In recent years, the democratization of analytic, reporting and BI solutions has become a driving force in the growing complexity of data integration and data warehousing models. Add to the equation the growing complexity and volume of information thanks to Big Data, and it’s no surprise that the underlying ETL and data warehousing processes to integrate and access data from multiple sources is becoming increasingly complex.
This trend has been reflected amongst the attendees at this year’s Informatica World. Leveraging disparate collections of command line interfaces and utilities such as PMCMD and scripting no longer cuts it in today’s world where IT is being driven by the business to more seamlessly and efficiently update ETL and data warehousing processes. Automating these processes with an enterprise-grade strategy designed for change and scalability becomes critical.
Informatica users are looking for an automation strategy that reduces the time required to build and manage these ETL and data warehousing processes dynamically without the need to leverage senior-level developers for scripting. Take PMCMD for example. It’s a script-based command line utility that is application specific and not designed to manage dependencies and pass data between Informatica PowerCenter and dependent process types from the multitude of other components that comprise a data warehousing process…at least not with a great deal of manual intervention.
Attendees are looking for enterprise-grade solutions that provide more advanced automation capabilities and prebuilt integrations with other platform types. Data warehousing appliances including Netezza and Teradata are now commonly leveraged in conjunction with PowerCenter. The prebuilt integrations within enterprise scheduling and automation solutions such as ActiveBatch allow ETL developers to streamline the passing of data and ensure more accurate and reliable workload execution without having to hardcode complex workflow logic, schedules and dependencies.
Alternatively, dynamically managing ETL workload properties at runtime represents the real-time processing demands now expected by the business, in addition to ensuring accurate downstream data quality.
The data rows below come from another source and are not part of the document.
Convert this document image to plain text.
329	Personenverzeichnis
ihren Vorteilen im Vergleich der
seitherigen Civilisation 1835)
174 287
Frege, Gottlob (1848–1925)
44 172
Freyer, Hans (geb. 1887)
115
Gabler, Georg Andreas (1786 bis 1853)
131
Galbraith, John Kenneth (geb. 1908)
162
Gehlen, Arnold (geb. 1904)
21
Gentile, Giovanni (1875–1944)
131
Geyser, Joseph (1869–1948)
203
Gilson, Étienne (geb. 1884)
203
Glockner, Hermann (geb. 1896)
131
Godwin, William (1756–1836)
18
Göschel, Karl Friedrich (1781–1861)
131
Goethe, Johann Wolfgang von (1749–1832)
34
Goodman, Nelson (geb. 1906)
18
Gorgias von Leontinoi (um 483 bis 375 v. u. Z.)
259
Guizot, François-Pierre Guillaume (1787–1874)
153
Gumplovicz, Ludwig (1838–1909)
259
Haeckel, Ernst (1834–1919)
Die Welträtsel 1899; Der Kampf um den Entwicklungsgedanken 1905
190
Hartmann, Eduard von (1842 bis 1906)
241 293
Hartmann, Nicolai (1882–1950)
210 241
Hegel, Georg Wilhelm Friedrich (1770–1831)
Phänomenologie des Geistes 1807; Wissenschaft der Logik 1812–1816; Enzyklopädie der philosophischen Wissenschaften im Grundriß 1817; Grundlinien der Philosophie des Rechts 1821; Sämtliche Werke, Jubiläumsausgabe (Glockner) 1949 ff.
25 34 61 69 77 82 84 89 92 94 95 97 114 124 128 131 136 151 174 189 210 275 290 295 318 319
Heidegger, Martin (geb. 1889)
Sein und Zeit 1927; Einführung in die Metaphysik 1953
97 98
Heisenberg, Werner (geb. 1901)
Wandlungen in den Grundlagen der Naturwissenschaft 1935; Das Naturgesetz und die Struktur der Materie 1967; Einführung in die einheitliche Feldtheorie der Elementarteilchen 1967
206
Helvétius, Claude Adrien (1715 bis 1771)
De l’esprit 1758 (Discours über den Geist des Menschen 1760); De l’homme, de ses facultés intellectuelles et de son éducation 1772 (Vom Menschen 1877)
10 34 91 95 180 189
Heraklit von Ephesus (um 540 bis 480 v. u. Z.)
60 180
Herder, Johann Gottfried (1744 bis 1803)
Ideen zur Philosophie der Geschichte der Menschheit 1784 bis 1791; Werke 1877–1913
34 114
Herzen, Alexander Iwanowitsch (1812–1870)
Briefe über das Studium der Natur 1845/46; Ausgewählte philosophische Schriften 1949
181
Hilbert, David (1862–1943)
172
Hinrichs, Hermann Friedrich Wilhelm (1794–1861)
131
Many attendees looked at ActiveBatch’s Active Job Variables as a means to dynamically set a PowerCenter workflow parameter at runtime, either via creating a text file prior to executing the PowerCenter workflow or by simply querying a database table. While this could be accomplished via PMCMD, it means leveraging scripts where variables and complex workflow logic is hardcoded. As one Informatica attendee said, this means an extraordinary amount of time onboarding new developers to manage these processes and taking senior-level resources offline from more pressing initiatives.
As ETL and data warehousing processes becoming increasingly complex, it will be interesting to see the role that enterprise automation solutions will play in turning these data pathways into automated, repeatable processes that deliver control and visibility over all steps of the data warehousing process.